The first hidden ingredient is community

If there’s one thing you can pick up on walking into any tasting room is the close friendships that form between the patrons, and employees of a craft brewery. It’s really community that makes beer something that brings folks together, to share in good times and bad. You don’t have to know a brewer for very long before you come to feel like family. Beer, I’ve learned, is not only is great for bringing friends together, but helping make new friends at the same time.

The second hidden ingredient is love

There’s something special about hearing a brewer describe the beer they make. It’s the passion and pride they have for a job well done, combined with a love for making something that others can enjoy. Not only does a brewer, along with the team that supports them, love what they do but they love seeing people partake and are always willing to share how and what they do to anyone that asks. It’s a love and passion seen rarely in the office place and is evident anytime you encounter someone that works in the craft brew industry.
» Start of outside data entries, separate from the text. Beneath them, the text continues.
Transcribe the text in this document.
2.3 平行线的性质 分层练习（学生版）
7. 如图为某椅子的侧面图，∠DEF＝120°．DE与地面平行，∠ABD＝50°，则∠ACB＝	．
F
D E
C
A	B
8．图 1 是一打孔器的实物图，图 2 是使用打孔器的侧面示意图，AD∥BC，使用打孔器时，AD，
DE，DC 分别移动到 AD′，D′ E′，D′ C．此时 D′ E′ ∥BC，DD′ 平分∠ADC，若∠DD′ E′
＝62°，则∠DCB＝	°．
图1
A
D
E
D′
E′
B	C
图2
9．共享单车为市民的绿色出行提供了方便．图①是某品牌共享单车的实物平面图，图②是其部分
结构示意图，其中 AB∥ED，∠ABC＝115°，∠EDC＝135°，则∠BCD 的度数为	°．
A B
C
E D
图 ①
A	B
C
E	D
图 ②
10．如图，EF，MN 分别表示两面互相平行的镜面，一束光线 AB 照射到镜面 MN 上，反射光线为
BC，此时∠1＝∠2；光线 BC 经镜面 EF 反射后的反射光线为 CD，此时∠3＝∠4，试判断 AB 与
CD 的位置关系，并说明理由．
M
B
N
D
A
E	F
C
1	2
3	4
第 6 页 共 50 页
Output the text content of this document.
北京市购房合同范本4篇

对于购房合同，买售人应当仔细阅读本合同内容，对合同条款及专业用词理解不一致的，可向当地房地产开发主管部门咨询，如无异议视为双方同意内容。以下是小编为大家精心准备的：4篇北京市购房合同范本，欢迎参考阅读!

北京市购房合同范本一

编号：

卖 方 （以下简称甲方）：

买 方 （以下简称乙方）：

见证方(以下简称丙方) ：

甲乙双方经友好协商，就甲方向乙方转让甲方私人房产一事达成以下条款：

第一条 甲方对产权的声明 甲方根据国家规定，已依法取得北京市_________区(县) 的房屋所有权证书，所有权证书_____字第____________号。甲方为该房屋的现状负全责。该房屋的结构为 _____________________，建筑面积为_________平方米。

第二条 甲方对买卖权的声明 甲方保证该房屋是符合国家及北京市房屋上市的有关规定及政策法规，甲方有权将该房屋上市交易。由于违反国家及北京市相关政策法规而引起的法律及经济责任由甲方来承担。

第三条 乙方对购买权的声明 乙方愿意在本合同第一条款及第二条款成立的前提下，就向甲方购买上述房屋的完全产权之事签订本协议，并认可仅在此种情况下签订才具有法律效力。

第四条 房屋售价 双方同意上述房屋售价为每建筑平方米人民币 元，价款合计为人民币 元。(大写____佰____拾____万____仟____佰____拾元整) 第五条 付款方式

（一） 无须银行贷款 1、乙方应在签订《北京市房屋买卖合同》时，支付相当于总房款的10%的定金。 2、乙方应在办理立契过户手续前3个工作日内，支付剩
The third hidden ingredient is legacy

In learning about the history of beer, I discovered that there is early evidence of beer from a 3,900-year-old Sumerian poem honoring Ninkasi, the patron goddess of brewing which contains the oldest surviving beer recipe. Monks further refined the concept of brewing dating back to the 16th century, where people around the world have been refining and experimenting since then. In the Yakima Valley, Leota Mae moved to Yakima in 1932 and began cultivating hops on land still farmed by her family today (some of those Smiths went onto start Bale Breaker located on lot 41 of that very same farm). Multi-generation families grow hops all throughout the Yakima valley, with several more families growing other ingredients that make beer great. It’s a profession chock full of legacy, with more history added with each crop year.

The fourth hidden ingredient is creativity, along with innovation

Though there’s several more “hidden ingredients” I could chose from, the last one I’ll talk about is creativity combined with innovation. There’s nothing that demonstrates rapid prototyping, experimentation, and feedback better than beer. Bale Breaker has an “imagination station” where they are making small batches trying out new kinds of recipes and collaborations each day. They share it via their tasting room for instant feedback and aren’t afraid to totally fall on their faces while cranking out new experiments. The ones that make it, get their own can and sold all across the pacific northwest while the rest are shelved for the time being till they’re brought out to experiment with once again. Some experiments are seasonal, some are collaborations with other folks in the beer industry, and some are just for fun. It’s evident though, in how Bale Breaker goes about inventing new flavors though that they truly understand the importance of innovation and creativity to keep a business thriving.

At the end of the day when you add all this up, it comes down to the fact that beer is more than just the beverage. It’s the hard work, passion, and community that comes together crafting each and every type of beer that makes it greater than the sum of its parts. And that alone, is worth spending time getting to know and enjoy.

So head over to Bale Breaker if you’re ever in Yakima, or any of the other amazing craft breweries nearby. Or if you’re not nearby, you’re no doubt within driving distance to someone’s passion and hard work ready on tap and available to share with you and your friends.

Go smell, sip, and enjoy! And when you do, think about those hidden ingredients that truly make beer more than just a drink.